Compte tenu du besoin d'obtenir des renseignements plus appropriés sur une vaste gamme de questions associées au parcours en éducation des jeunes Canadiens, Ressources humaines et Développement des compétences Canada et Statistique Canada ont conçu l'Enquête auprès des jeunes en transition (EJET), une enquête longitudinale permettant de suivre deux groupes de jeunes sur plusieurs années. L'un de ces groupes (ou « cohortes »), soit le groupe EJET A, était formé de jeunes âgés de 15 ans le 31 décembre 1999, la date de référence pour la première interview, qui a été réalisée au début de l'an 2000. Le deuxième groupe, soit le groupe EJET B, était formé de jeunes âgés de 18 à 20 ans. Chacun de ces groupes a été interrogé à cinq reprises, tous les deux ans, et les plus récentes données portent sur l'année 2008. Cela signifie qu'il y a maintenant une importante série de données sur des jeunes, du milieu de l'adolescence jusqu'à la fin de la vingtaine, durant leurs années d'adolescence, alors qu'ils prennent des décisions à propos de leurs études postsecondaires et, dans certains cas, alors qu'ils fréquentent un établissement d'enseignement postsecondaire, puis lorsqu'ils décident d'accéder au marché du travail ou de quitter celui ci.

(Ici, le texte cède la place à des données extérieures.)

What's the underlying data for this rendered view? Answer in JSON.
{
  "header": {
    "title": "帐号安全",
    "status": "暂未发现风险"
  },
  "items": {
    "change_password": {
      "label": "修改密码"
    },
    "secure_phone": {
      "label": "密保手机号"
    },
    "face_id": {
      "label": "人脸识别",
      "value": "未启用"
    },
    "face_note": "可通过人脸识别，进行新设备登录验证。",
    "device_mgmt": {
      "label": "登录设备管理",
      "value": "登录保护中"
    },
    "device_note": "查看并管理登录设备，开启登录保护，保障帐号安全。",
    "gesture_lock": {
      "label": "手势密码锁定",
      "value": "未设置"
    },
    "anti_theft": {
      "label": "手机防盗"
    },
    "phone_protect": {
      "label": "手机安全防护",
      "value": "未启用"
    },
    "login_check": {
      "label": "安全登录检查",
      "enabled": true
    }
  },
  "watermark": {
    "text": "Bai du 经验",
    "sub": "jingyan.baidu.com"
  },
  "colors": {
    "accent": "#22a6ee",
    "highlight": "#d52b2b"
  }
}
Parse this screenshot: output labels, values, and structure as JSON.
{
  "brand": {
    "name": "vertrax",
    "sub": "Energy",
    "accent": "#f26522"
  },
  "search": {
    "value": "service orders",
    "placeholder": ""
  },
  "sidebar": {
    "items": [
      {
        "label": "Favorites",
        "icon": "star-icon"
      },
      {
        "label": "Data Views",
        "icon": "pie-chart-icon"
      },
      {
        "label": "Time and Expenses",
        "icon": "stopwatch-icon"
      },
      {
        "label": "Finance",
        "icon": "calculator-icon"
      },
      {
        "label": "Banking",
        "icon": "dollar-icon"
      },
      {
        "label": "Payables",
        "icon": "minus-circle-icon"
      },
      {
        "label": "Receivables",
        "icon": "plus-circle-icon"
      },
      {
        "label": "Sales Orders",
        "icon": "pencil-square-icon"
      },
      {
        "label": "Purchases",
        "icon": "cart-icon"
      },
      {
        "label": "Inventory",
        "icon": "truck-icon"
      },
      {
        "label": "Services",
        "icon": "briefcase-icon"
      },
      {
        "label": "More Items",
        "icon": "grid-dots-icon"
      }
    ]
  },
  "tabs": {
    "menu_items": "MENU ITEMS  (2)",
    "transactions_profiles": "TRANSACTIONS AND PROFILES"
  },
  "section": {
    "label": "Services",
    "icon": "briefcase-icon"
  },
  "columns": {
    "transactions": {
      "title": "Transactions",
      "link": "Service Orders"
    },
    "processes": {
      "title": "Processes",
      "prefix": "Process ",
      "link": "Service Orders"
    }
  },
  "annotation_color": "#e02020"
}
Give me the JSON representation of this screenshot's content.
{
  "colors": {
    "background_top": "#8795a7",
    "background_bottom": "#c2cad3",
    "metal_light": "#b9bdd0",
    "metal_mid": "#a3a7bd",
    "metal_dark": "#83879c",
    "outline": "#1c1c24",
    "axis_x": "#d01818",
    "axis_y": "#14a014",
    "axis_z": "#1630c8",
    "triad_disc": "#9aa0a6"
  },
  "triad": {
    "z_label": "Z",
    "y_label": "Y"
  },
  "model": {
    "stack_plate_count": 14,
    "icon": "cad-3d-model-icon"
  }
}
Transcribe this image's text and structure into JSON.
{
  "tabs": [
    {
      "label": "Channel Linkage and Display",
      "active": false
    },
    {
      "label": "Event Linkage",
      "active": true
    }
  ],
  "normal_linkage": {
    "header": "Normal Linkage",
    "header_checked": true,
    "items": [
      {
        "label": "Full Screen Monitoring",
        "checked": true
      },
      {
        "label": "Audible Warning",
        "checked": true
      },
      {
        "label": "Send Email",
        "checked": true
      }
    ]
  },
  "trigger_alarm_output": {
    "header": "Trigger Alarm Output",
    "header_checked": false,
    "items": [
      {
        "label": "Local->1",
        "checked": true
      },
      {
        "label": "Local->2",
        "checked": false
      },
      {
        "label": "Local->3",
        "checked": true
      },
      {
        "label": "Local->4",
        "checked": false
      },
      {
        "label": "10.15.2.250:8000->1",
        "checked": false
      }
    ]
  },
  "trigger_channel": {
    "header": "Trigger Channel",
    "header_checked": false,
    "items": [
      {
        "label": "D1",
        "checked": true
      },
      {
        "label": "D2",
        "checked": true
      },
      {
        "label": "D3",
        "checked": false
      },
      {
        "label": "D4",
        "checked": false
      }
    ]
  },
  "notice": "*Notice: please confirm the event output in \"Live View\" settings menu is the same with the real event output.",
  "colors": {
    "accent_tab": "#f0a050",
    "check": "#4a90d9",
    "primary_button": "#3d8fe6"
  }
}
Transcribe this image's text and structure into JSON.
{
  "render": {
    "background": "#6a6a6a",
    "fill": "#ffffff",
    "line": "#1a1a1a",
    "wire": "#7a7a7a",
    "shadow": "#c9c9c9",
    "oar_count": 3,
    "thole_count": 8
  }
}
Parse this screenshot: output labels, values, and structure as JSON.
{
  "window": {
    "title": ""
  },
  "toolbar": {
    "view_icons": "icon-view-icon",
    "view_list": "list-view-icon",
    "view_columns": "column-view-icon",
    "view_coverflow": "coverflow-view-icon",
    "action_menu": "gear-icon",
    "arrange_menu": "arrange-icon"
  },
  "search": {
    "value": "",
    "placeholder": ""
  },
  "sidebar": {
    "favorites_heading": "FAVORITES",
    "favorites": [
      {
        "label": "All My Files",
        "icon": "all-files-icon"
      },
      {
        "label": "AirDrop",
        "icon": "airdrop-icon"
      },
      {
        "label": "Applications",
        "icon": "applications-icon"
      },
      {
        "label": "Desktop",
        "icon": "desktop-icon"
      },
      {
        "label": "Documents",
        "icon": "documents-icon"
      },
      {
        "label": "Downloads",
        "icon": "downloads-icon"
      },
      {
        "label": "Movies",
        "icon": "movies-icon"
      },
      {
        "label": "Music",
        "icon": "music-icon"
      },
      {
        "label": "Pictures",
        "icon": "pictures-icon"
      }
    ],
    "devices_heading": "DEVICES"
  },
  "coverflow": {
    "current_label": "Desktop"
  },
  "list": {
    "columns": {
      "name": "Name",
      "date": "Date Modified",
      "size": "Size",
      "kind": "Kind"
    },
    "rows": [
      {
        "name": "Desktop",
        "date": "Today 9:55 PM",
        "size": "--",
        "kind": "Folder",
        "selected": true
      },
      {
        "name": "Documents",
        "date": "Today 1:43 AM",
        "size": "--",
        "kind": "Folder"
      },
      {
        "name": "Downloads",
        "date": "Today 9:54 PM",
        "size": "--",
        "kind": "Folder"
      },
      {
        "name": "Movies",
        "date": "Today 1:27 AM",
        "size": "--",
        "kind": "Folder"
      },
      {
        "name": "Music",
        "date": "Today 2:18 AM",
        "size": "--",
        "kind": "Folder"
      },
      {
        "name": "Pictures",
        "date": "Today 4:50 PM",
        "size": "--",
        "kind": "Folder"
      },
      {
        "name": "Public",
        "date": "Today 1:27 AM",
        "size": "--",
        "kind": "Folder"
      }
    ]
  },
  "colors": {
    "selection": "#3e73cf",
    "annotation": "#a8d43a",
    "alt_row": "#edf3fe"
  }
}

Un groupe de chercheurs ont récemment décidé d'unir leurs efforts pour essayer de comprendre non seulement les facteurs influençant l'accès aux études postsecondaires, mais également les facteurs influençant la persévérance des étudiants jusqu'à la fin de leurs études et d'autres questions connexes, à l'aide des données de l'Enquête auprès des jeunes en transition1.
Comme il est indiqué précédemment, de nombreuses recherches antérieures portant sur les écarts quant à la persévérance et à la participation aux études postsecondaires mettaient l'accent sur l'influence du coût et du caractère abordable en tant qu'obstacles et sur l'utilité de l'aide financière offerte aux étudiants. Cependant, le mot « obstacle » est souvent mal défini et ne constitue peut-être pas le mot le plus utile pour traiter des différents facteurs permettant de déterminer qui décidera de poursuivre ses études au niveau postsecondaire et qui persévérera jusqu'au moment de l'obtention d'un diplôme. En fait, les facteurs qui influent sur les jeunes sont beaucoup plus complexes et plus nuancés (p. ex., il arrive qu'un jeune ne soit pas suffisamment bien préparé pour poursuivre ses études au niveau postsecondaire, qu'il ne soit pas bien informé en ce qui a trait aux coûts et aux avantages des études postsecondaires ou qu'il ne soit tout simplement pas intéressé ou pas suffisamment motivé pour poursuivre ses études). Ces facteurs se manifestent sur une longue période et ils sont le résultat de l'interaction entre le contexte social d'une personne et les choix qu'elle exerce au fil des ans. Autrement dit, la décision de poursuivre ses études au niveau postsecondaire, ainsi que l'obtention de notes appropriées pour poursuivre ses études, est prise graduellement pendant l'enfance et l'adolescence et non pas de façon soudaine, à la fin des études secondaires.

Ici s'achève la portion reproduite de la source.